A new article for the new year, this one from the Verge about bringing back personal blogging. How could I NOT comment on this one!? The idea is simple: since social media has devolved in recent years, proving to be less than ideal, and since people remain social, then the collective cyber culture should once again embrace the benefits of blogging. To that, yes. A resounding one indeed.

“In the beginning, there were blogs, and they were the original social web. We built community. We found our people. We wrote personally. We wrote frequently. We self-policed, and we linked to each other so that newbies could discover new and good blogs. I want to go back there.” — Monique Judge

Those of us who were online “back in the day” remember blogging in its heyday and can thus return to it with ready understanding while also being fueled by nostalgia. It’d be like going home.

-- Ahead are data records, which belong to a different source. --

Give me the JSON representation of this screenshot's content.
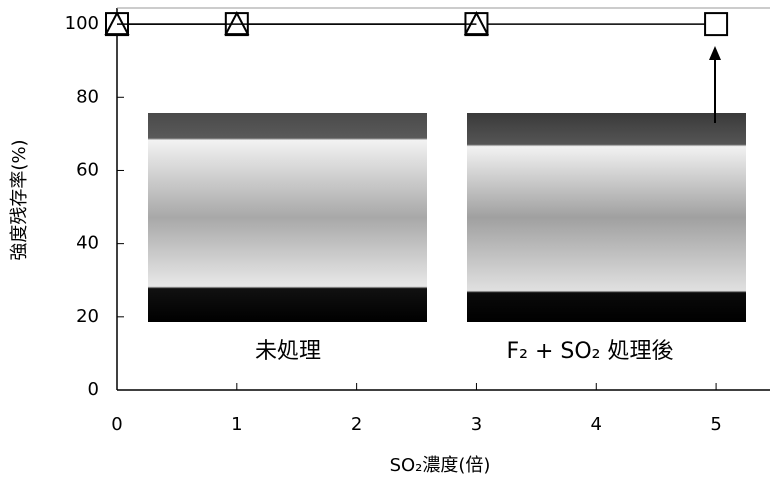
{
  "chart_data": {
    "type": "line",
    "xlabel": "SO₂濃度(倍)",
    "ylabel": "強度残存率(%)",
    "xlim": [
      0,
      5.45
    ],
    "ylim": [
      0,
      104.4
    ],
    "xticks": [
      0,
      1,
      2,
      3,
      4,
      5
    ],
    "yticks": [
      0,
      20,
      40,
      60,
      80,
      100
    ],
    "series": [
      {
        "marker": "square",
        "color": "#000000",
        "x": [
          0,
          1,
          3,
          5
        ],
        "values": [
          100,
          100,
          100,
          100
        ]
      },
      {
        "marker": "triangle",
        "color": "#000000",
        "x": [
          0,
          1,
          3
        ],
        "values": [
          100,
          100,
          100
        ]
      }
    ],
    "annotations": [
      "未処理",
      "F₂ + SO₂ 処理後"
    ]
  }
}
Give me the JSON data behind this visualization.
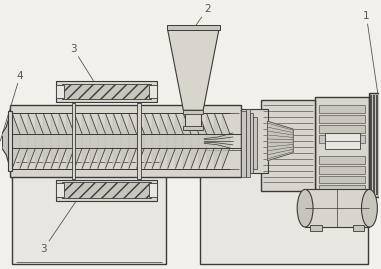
{
  "fig_width": 3.81,
  "fig_height": 2.69,
  "dpi": 100,
  "bg_color": "#f2f0eb",
  "line_color": "#3a3a3a",
  "label_color": "#555555",
  "font_size": 7.5
}
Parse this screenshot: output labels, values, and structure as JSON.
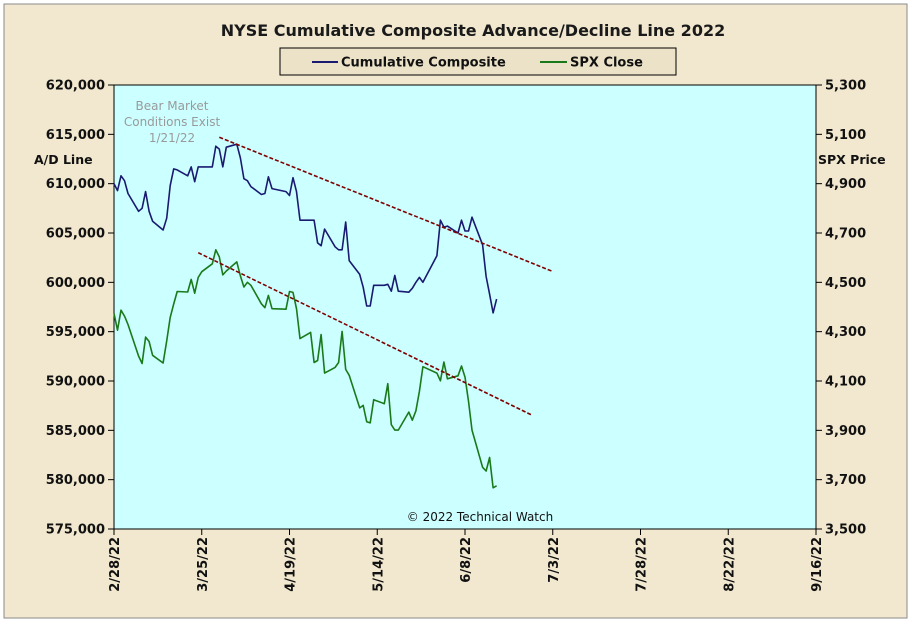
{
  "chart_data": {
    "type": "line",
    "title": "NYSE Cumulative  Composite  Advance/Decline  Line  2022",
    "y_left_label": "A/D Line",
    "y_right_label": "SPX Price",
    "y_left_range": [
      575000,
      620000
    ],
    "y_right_range": [
      3500,
      5300
    ],
    "y_left_ticks": [
      "620,000",
      "615,000",
      "610,000",
      "605,000",
      "600,000",
      "595,000",
      "590,000",
      "585,000",
      "580,000",
      "575,000"
    ],
    "y_right_ticks": [
      "5,300",
      "5,100",
      "4,900",
      "4,700",
      "4,500",
      "4,300",
      "4,100",
      "3,900",
      "3,700",
      "3,500"
    ],
    "x_ticks": [
      "2/28/22",
      "3/25/22",
      "4/19/22",
      "5/14/22",
      "6/8/22",
      "7/3/22",
      "7/28/22",
      "8/22/22",
      "9/16/22"
    ],
    "legend_position": "top-center",
    "grid": false,
    "colors": {
      "cumulative": "#1a1a70",
      "spx": "#1a7a1a",
      "trend": "#800000",
      "plot_bg": "#ccffff",
      "frame_bg": "#f2e8cf"
    },
    "series": [
      {
        "name": "Cumulative Composite",
        "axis": "left",
        "x": [
          "2/28/22",
          "3/1/22",
          "3/2/22",
          "3/3/22",
          "3/4/22",
          "3/7/22",
          "3/8/22",
          "3/9/22",
          "3/10/22",
          "3/11/22",
          "3/14/22",
          "3/15/22",
          "3/16/22",
          "3/17/22",
          "3/18/22",
          "3/21/22",
          "3/22/22",
          "3/23/22",
          "3/24/22",
          "3/25/22",
          "3/28/22",
          "3/29/22",
          "3/30/22",
          "3/31/22",
          "4/1/22",
          "4/4/22",
          "4/5/22",
          "4/6/22",
          "4/7/22",
          "4/8/22",
          "4/11/22",
          "4/12/22",
          "4/13/22",
          "4/14/22",
          "4/18/22",
          "4/19/22",
          "4/20/22",
          "4/21/22",
          "4/22/22",
          "4/25/22",
          "4/26/22",
          "4/27/22",
          "4/28/22",
          "4/29/22",
          "5/2/22",
          "5/3/22",
          "5/4/22",
          "5/5/22",
          "5/6/22",
          "5/9/22",
          "5/10/22",
          "5/11/22",
          "5/12/22",
          "5/13/22",
          "5/16/22",
          "5/17/22",
          "5/18/22",
          "5/19/22",
          "5/20/22",
          "5/23/22",
          "5/24/22",
          "5/25/22",
          "5/26/22",
          "5/27/22",
          "5/31/22",
          "6/1/22",
          "6/2/22",
          "6/3/22",
          "6/6/22",
          "6/7/22",
          "6/8/22",
          "6/9/22",
          "6/10/22",
          "6/13/22",
          "6/14/22",
          "6/15/22",
          "6/16/22",
          "6/17/22"
        ],
        "values": [
          610000,
          609300,
          610800,
          610300,
          609000,
          607200,
          607500,
          609200,
          607200,
          606200,
          605300,
          606500,
          609800,
          611500,
          611400,
          610800,
          611700,
          610200,
          611700,
          611700,
          611700,
          613800,
          613500,
          611700,
          613700,
          614000,
          612600,
          610500,
          610300,
          609700,
          608900,
          609000,
          610700,
          609500,
          609200,
          608800,
          610600,
          609200,
          606300,
          606300,
          606300,
          604000,
          603700,
          605400,
          603600,
          603300,
          603300,
          606100,
          602200,
          600800,
          599500,
          597600,
          597600,
          599700,
          599700,
          599800,
          599100,
          600700,
          599100,
          599000,
          599400,
          600000,
          600500,
          600000,
          602700,
          606300,
          605600,
          605700,
          605000,
          606300,
          605200,
          605200,
          606600,
          603800,
          600600,
          598800,
          596900,
          598300
        ]
      },
      {
        "name": "SPX Close",
        "axis": "right",
        "x": [
          "2/28/22",
          "3/1/22",
          "3/2/22",
          "3/3/22",
          "3/4/22",
          "3/7/22",
          "3/8/22",
          "3/9/22",
          "3/10/22",
          "3/11/22",
          "3/14/22",
          "3/15/22",
          "3/16/22",
          "3/17/22",
          "3/18/22",
          "3/21/22",
          "3/22/22",
          "3/23/22",
          "3/24/22",
          "3/25/22",
          "3/28/22",
          "3/29/22",
          "3/30/22",
          "3/31/22",
          "4/1/22",
          "4/4/22",
          "4/5/22",
          "4/6/22",
          "4/7/22",
          "4/8/22",
          "4/11/22",
          "4/12/22",
          "4/13/22",
          "4/14/22",
          "4/18/22",
          "4/19/22",
          "4/20/22",
          "4/21/22",
          "4/22/22",
          "4/25/22",
          "4/26/22",
          "4/27/22",
          "4/28/22",
          "4/29/22",
          "5/2/22",
          "5/3/22",
          "5/4/22",
          "5/5/22",
          "5/6/22",
          "5/9/22",
          "5/10/22",
          "5/11/22",
          "5/12/22",
          "5/13/22",
          "5/16/22",
          "5/17/22",
          "5/18/22",
          "5/19/22",
          "5/20/22",
          "5/23/22",
          "5/24/22",
          "5/25/22",
          "5/26/22",
          "5/27/22",
          "5/31/22",
          "6/1/22",
          "6/2/22",
          "6/3/22",
          "6/6/22",
          "6/7/22",
          "6/8/22",
          "6/9/22",
          "6/10/22",
          "6/13/22",
          "6/14/22",
          "6/15/22",
          "6/16/22",
          "6/17/22"
        ],
        "values": [
          4374,
          4306,
          4387,
          4363,
          4329,
          4201,
          4171,
          4278,
          4260,
          4204,
          4173,
          4262,
          4358,
          4412,
          4463,
          4461,
          4512,
          4456,
          4520,
          4543,
          4575,
          4632,
          4603,
          4530,
          4546,
          4583,
          4526,
          4481,
          4500,
          4488,
          4413,
          4397,
          4447,
          4393,
          4391,
          4463,
          4459,
          4393,
          4272,
          4297,
          4175,
          4183,
          4288,
          4132,
          4155,
          4175,
          4301,
          4147,
          4123,
          3991,
          4001,
          3935,
          3930,
          4024,
          4008,
          4089,
          3923,
          3901,
          3901,
          3974,
          3941,
          3979,
          4058,
          4158,
          4132,
          4101,
          4177,
          4109,
          4121,
          4161,
          4116,
          4018,
          3901,
          3750,
          3735,
          3790,
          3667,
          3675
        ]
      },
      {
        "name": "trend-upper",
        "axis": "left",
        "x": [
          "3/30/22",
          "7/3/22"
        ],
        "values": [
          614700,
          601100
        ]
      },
      {
        "name": "trend-lower",
        "axis": "right",
        "x": [
          "3/24/22",
          "6/27/22"
        ],
        "values": [
          4620,
          3962
        ]
      }
    ],
    "annotations": {
      "bear_market": [
        "Bear Market",
        "Conditions  Exist",
        "1/21/22"
      ],
      "copyright": "© 2022 Technical  Watch"
    }
  }
}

But what about “digital natives” from Gen Z who never experienced life before Facebook, Instagram, or Snapchat? I think their image/video-centric online nature would find text-based blogging too much to tackle. They might even wonder how one can feasibly type a 500-word post via smartphone keyboard (spoiler alert: use a laptop keyboard).

Despite potential friction between old-school blogging and the up-and-coming generation of web surfers, I have high hopes for a return of the blogosphere and think it’s worth promoting. If traditional bloggers like myself want to help a new wave of bloggers find their footing, maybe we simply inundate the web with blog posts about blogging and its benefits, causing such topics to rise in the ranks of Google searches.

For some, blogging never really went away. Instead, it simply became forgotten, neglected, or ignored as the attention of many was distracted by the shiny new social media networks, which admittedly did make posting stuff online easier and quicker than ever. You might recall that Twitter, at first, was labeled as a “micro-blogging” service.

Side note: though I’ve used different blogging platforms over the years and have also had several different social media services, there’s one site I never joined: Tumblr. I mention it because, unlike the defunct other social media places, Tumblr seems to have retained most of its features and appeal over time, despite some changes. It might be worth promoting.

Bonus note: Blogger began in 1999 and — get this — still exists today! I’m blogging on it right now.

If Gen. Z finds blogging too archaic, they might instead find Tumblr more accessible.

In any case, I’m all for blogging and the blogosphere. And if enough new young people flock to it, blogging might benefit, evolving for the better with a renaissance.

Do you think blogging stands a chance of seeing a second golden age?

Update 1–23–23

Here’s a relevant quote from Manton Reece of

“People were pulled away from blogging, drawn to social networks that were faster to post to and easier to interact with friends. It’s our job to pull them back to blogs by bringing the best parts of old-school blogging and modern social networks together.”